Functional Mactromolecular Chemistry
Using glycotechnology to explore new fields in polymer chemistry
Polymer materials such as plastics, synthetic fibers and rubbers play an increasingly important role in our everyday lives. The field of polymer chemistry is broadly divided into polymer materials and polymer synthesis. Our aim at the Shoda Laboratory is to link polymer properties to polymer chemistry to enable control of higher-order structures in the polymerization domain and develop new fields in polymer chemistry.
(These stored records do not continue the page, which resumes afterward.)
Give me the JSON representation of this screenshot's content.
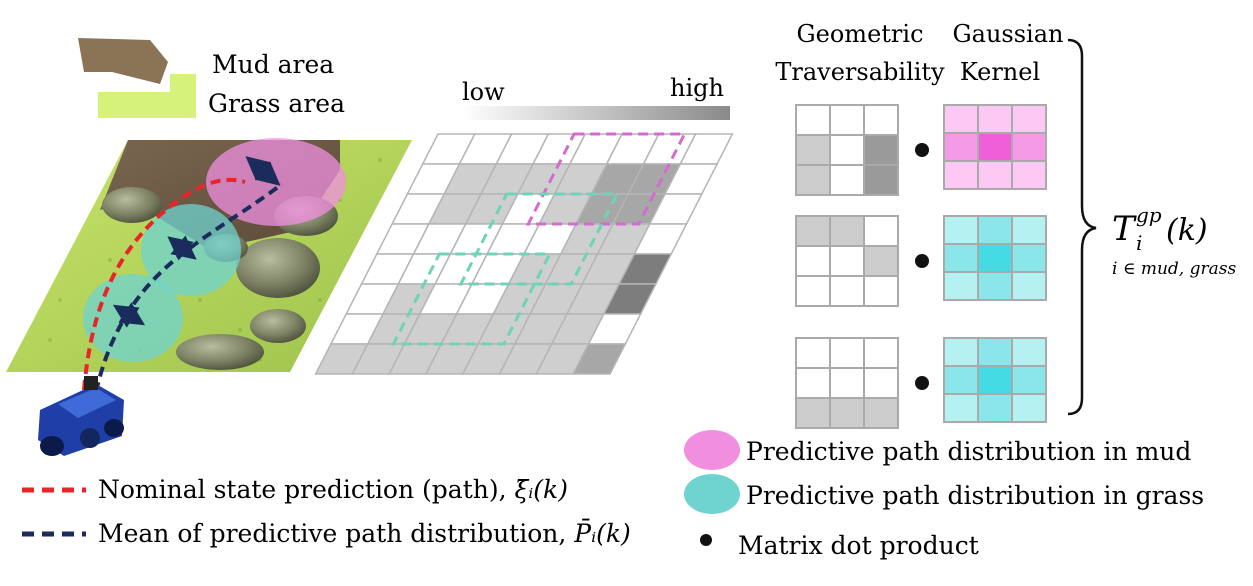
{
  "legend_terrain": {
    "mud_label": "Mud area",
    "grass_label": "Grass area",
    "mud_color": "#8b7355",
    "grass_color": "#d7f27a"
  },
  "scale": {
    "low_label": "low",
    "high_label": "high"
  },
  "columns": {
    "geo_line1": "Geometric",
    "geo_line2": "Traversability",
    "kernel_line1": "Gaussian",
    "kernel_line2": "Kernel"
  },
  "traversability_grids": [
    {
      "cells": [
        [
          0,
          0,
          0
        ],
        [
          1,
          0,
          2
        ],
        [
          1,
          0,
          2
        ]
      ]
    },
    {
      "cells": [
        [
          1,
          1,
          0
        ],
        [
          0,
          0,
          1
        ],
        [
          0,
          0,
          0
        ]
      ]
    },
    {
      "cells": [
        [
          0,
          0,
          0
        ],
        [
          0,
          0,
          0
        ],
        [
          1,
          1,
          1
        ]
      ]
    }
  ],
  "kernels": [
    {
      "kind": "mud"
    },
    {
      "kind": "grass"
    },
    {
      "kind": "grass"
    }
  ],
  "result": {
    "symbol": "T",
    "superscript": "gp",
    "subscript": "i",
    "argument": "(k)",
    "condition": "i ∈ mud, grass"
  },
  "legend_paths": {
    "nominal_text": "Nominal state prediction (path), ",
    "nominal_symbol": "ξ̄ᵢ(k)",
    "mean_text": "Mean of predictive path distribution, ",
    "mean_symbol": "P̄ᵢ(k)",
    "nominal_color": "#e8262a",
    "mean_color": "#1a2c5b"
  },
  "legend_dist": {
    "mud_text": "Predictive path distribution in mud",
    "grass_text": "Predictive path distribution in grass",
    "dot_text": "Matrix dot product",
    "mud_color": "#f08fe0",
    "grass_color": "#6fd3d0"
  }
}
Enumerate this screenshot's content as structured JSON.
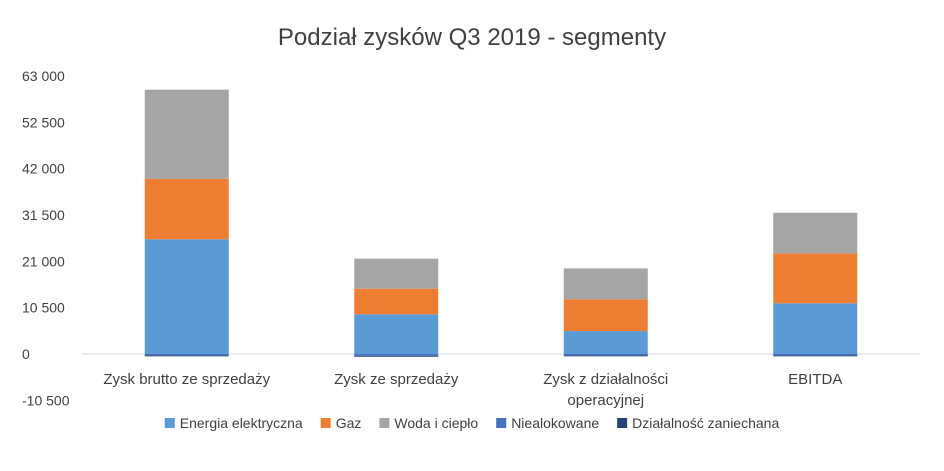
{
  "chart_data": {
    "type": "bar",
    "stacked": true,
    "title": "Podział zysków Q3 2019 - segmenty",
    "categories": [
      [
        "Zysk brutto ze sprzedaży"
      ],
      [
        "Zysk ze sprzedaży"
      ],
      [
        "Zysk z działalności",
        "operacyjnej"
      ],
      [
        "EBITDA"
      ]
    ],
    "yticks": [
      "63 000",
      "52 500",
      "42 000",
      "31 500",
      "21 000",
      "10 500",
      "0",
      "-10 500"
    ],
    "ylim": [
      -10500,
      63000
    ],
    "legend_position": "bottom",
    "series": [
      {
        "name": "Energia elektryczna",
        "color": "#5b9bd5",
        "values": [
          26000,
          9000,
          5200,
          11500
        ]
      },
      {
        "name": "Gaz",
        "color": "#ed7d31",
        "values": [
          13700,
          5800,
          7200,
          11300
        ]
      },
      {
        "name": "Woda i ciepło",
        "color": "#a5a5a5",
        "values": [
          20200,
          6800,
          7000,
          9200
        ]
      },
      {
        "name": "Niealokowane",
        "color": "#4472c4",
        "values": [
          -300,
          -400,
          -300,
          -300
        ]
      },
      {
        "name": "Działalność zaniechana",
        "color": "#264478",
        "values": [
          -100,
          -100,
          -100,
          -100
        ]
      }
    ]
  }
}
Research of this type has never been undertaken before and requires a completely new set of research tools. In light of current concerns about environmental issues, we are striving to pioneer new fields through the development of environmentally-sensitive research tools. Our work in developing new techniques for identifying glycopolymers using biocatalysts and the elongation of substances such as cellulose, chitin and xylan in the laboratory, together with our numerous publications on new methods of crystallization, has attracted interest from researchers around the world.
In glycotechnology, a key field within the discipline of polymer chemistry, we are working on manufacturing themes such as the development of sugar chips for use in the analysis, diagnosis and treatment of sugar chain illnesses. We are also developing basic technologies involving enzymes, the key synthesis tool in sugar chemistry research, to study the complex functionality of living organisms from an engineering perspective and develop useful and valuable technologies designed to benefit humankind and enhance health and safety in the broadest sense.
The Shoda Laboratory is predicated on research through experimentation and testing. Because this is unknown territory, there are no quick answers. But we know that constant experimentation yields discoveries, which in turn generate new information and knowledge. Come and sense the excitement of discovery.
Main Research Themes
- New polymerization reactions
- New polymer reactions
- Environmentally-friendly glycoside technologies
- Identification and modification of organic enzyme catalysts
- Synthesis and functional evaluation of new glyco materials
Professor of Biomolecular Engineering at the Graduate School of Engineering
Doctor of Science
Graduated from Tokyo Gakugei University Senior High School in 1972. Completed a doctorate at the Graduate School of Science, University of Tokyo in 1981. Appointed assistant professor at the Faculty of Engineering, Tohoku University in 1991. Assumed current position in 1999. "I've always been interested in chemistry. At junior high school I joined the science club, and would do such things as developing photographs in silver solution for school assignments." The Shoda Laboratory has four slogans: Originality; Constant Experimentation Generates Fresh New Understandings; Powers of Observation and Innovation; and Enthusiasm is the Key!